Israeli rabbi under fire for calling black people 'monkeys'
The chief rabbi of the Sephardic community used two slurs in his speech.
TEL AVIV, Israel -- Israel’s Sephardi chief rabbi Yitzhak Yosef is the subject of sharp criticism today, following his last weekly sermon when he compared black people to monkeys as he explained the blessing of blooming trees during the Hebrew month of Nisan.
Footage of his sermon was posted by the Israeli news site Ynet. In the video, the rabbi talks about black people in the streets of America whose parents are white, then calls the black son of a white couple a monkey. He also uses the Hebrew word "kushi" to describe black people, which is widely considered a racial slur in Israel.
The office of the rabbi responded saying that Yosef was quoting from the Talmud, the book of Jewish laws and traditions.

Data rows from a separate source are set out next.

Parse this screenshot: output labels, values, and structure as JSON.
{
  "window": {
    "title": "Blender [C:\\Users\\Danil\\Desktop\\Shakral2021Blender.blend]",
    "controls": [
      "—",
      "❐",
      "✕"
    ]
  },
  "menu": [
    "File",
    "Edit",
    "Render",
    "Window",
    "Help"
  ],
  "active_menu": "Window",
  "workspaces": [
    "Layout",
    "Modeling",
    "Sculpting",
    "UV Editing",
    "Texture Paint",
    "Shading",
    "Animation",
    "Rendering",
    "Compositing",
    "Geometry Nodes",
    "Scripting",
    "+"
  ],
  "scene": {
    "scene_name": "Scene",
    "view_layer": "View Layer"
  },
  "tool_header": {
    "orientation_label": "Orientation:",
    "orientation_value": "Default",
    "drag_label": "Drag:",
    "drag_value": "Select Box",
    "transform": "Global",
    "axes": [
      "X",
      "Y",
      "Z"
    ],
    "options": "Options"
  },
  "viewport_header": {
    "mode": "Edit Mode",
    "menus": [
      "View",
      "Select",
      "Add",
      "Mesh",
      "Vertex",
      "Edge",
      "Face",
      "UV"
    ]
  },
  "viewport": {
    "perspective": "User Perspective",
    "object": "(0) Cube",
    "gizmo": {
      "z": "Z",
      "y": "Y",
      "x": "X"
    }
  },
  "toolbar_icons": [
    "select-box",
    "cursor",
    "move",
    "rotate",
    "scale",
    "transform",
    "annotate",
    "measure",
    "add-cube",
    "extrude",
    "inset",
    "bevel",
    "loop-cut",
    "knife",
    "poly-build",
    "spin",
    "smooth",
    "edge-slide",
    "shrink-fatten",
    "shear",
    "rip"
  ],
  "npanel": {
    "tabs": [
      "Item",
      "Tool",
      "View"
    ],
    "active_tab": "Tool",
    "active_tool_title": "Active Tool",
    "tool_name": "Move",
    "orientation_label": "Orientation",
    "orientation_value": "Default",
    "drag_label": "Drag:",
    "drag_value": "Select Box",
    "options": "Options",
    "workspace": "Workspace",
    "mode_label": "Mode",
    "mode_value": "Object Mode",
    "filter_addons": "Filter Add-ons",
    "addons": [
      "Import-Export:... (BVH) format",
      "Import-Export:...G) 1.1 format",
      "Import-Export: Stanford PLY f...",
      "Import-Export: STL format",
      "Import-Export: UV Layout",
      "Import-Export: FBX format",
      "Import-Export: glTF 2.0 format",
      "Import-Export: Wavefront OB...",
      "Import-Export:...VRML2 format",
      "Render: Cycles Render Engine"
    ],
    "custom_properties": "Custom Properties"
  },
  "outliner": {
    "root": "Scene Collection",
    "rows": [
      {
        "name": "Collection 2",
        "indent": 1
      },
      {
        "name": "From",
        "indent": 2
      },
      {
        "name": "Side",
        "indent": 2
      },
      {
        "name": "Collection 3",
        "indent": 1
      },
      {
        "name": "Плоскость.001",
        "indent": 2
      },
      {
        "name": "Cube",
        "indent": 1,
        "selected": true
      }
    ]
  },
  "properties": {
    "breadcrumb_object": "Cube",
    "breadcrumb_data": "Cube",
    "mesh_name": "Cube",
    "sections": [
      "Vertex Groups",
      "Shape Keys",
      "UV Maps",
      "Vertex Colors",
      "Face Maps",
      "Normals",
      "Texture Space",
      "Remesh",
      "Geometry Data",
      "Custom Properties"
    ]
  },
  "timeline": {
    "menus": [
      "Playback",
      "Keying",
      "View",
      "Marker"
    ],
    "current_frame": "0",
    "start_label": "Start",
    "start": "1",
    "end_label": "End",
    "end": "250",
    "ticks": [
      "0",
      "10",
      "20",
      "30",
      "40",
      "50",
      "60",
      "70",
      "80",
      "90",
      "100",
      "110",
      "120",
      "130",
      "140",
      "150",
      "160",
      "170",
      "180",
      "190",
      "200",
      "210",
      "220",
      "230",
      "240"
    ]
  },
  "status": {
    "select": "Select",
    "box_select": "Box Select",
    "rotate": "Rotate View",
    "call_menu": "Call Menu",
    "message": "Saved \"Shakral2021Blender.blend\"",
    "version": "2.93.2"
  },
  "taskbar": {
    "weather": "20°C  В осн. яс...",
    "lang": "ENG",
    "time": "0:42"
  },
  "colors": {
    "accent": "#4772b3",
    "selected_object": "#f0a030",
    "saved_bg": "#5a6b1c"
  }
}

The Anti-Defamation League, a New York-based Jewish advocacy group that works to combat anti-Semitism and racism around the world, tweeted that the comment was "utterly unacceptable."
A member of the Israeli Knesset, Pnina Tamano-Shata, the first ever Israeli parliamentarian of Ethiopian origin, told Ynet that she finds Yosef’s comments "degrading." She reminded the rabbi that his father and another of Israel's chief rabbis, the late Ovadia Yosef, supported the immigration of Ethiopian Jews, who are black, to Israel.
Pro-Palestinian activist group BDS South Africa issued a statement claiming the "vile" comments are an example of Israel’s treatment of African asylum seekers and its Palestinian neighbors, "The Israeli Rabbi’s views are vile but, sadly, also a reflection of Israel’s ongoing and wide-spread racism against Africans as well as the indigenous Palestinian people."
Israel has two chief rabbis, one heading the Sephardi community that includes Jews who had immigrated to Israel from Arab countries in the Middle East and North Africa, the other heading the Ashkenazi community comprised of Jews who have mostly emigrated from Europe.